山下:単独公演5ヶ所の他、イベントも含め、ちゃんと全国を回るというのは初めてなので、物凄く楽しみにしています。アルバム「MELODIES」の楽曲を多くやります。ライブ会場で会った人達に「MELODIES」を好きになってもらえたらなと思っています。そして何か良いことのきっかけになってもらえたらなと。楽しんでもらえたらそれが全てですね。

井上:僕は神奈川出身ですが、今まで地元はほとんどやっていないんですね。山下が出身の小倉とお互いの地元でワンマンライブが出来るっていうのは良いな、と思います。
ツアーはアコースティック・バージョンとバンド・バージョンの2種類ありますが、どちらもそれぞれに良いところがあるので、出来れば両方見て下さい(笑)。
最高のパフォーマンスが出来るようにしますので、今まで遠くてライブを観ることができなかった方も、僕らが近くに行った時は是非観て欲しいですね。CDともまた違った伝わり方をすると思います。
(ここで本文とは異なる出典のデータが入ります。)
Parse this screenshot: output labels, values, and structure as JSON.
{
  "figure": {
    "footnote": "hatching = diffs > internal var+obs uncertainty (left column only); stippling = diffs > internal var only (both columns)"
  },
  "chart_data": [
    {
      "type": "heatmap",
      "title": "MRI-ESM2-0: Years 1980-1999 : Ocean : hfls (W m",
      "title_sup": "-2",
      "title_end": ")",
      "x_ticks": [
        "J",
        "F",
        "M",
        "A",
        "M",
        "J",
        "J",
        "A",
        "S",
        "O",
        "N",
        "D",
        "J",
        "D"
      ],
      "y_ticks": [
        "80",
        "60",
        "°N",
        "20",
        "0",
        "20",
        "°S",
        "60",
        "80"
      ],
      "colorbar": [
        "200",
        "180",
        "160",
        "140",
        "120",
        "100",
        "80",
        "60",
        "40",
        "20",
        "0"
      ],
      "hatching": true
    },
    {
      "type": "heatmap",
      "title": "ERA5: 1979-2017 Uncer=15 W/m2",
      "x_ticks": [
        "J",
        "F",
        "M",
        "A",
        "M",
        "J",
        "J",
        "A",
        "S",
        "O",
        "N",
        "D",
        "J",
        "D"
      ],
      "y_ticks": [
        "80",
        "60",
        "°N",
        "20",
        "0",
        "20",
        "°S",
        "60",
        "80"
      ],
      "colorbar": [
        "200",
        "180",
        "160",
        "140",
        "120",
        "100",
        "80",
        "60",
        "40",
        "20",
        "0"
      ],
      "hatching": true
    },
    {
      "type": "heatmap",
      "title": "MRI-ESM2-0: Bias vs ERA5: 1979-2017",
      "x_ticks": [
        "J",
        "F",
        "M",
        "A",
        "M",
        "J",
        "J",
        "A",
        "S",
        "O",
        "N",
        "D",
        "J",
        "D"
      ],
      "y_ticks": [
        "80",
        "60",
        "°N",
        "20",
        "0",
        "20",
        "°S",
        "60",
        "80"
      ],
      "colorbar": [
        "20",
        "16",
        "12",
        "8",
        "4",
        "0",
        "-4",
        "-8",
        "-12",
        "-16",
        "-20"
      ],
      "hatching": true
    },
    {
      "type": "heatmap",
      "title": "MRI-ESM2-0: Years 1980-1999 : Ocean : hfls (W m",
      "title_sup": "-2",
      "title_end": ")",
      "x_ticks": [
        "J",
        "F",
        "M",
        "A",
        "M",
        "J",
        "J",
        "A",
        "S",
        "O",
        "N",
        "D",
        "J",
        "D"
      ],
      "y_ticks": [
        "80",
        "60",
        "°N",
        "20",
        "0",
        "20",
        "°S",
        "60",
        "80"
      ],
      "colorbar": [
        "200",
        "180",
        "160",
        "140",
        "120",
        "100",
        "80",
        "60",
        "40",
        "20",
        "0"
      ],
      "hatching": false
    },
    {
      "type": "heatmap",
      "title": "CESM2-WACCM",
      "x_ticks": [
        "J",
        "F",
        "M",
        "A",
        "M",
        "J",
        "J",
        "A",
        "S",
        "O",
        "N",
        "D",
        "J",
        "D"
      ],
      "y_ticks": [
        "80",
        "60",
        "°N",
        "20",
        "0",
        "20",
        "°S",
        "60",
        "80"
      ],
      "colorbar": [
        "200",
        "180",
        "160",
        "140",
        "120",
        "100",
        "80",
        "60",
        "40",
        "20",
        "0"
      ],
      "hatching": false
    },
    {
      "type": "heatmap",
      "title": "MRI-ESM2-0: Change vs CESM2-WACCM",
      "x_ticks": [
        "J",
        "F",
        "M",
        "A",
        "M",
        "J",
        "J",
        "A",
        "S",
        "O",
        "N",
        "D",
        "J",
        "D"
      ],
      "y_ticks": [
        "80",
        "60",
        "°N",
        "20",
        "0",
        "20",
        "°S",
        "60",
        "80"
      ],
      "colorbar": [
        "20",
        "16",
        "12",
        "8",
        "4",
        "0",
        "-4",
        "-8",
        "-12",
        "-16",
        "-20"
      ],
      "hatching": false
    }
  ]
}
では最後にリスナーのみなさんに向けてメッセージをお願いします。

山下:「MELODIES」の13曲が色々な人々や場所に希望として届けばな、と思っています。この想いはあくまで色々な人達へ届けるための原動力に過ぎないので、皆さんの幸せや希望を持つこと等に貢献出来れば何でも良いです。好きになってもらえたり、楽しんでもらえたり、喜んでもらえたり、様々な感じ方をしてもらえるよう、とにかくたくさんの人に届いたら嬉しいです。

井上:とにかくそれぞれ楽曲が役に立てたら、何かの足しになってくれたら良いなと思うので、是非1曲ずつじっくり聴いてもらいたいです。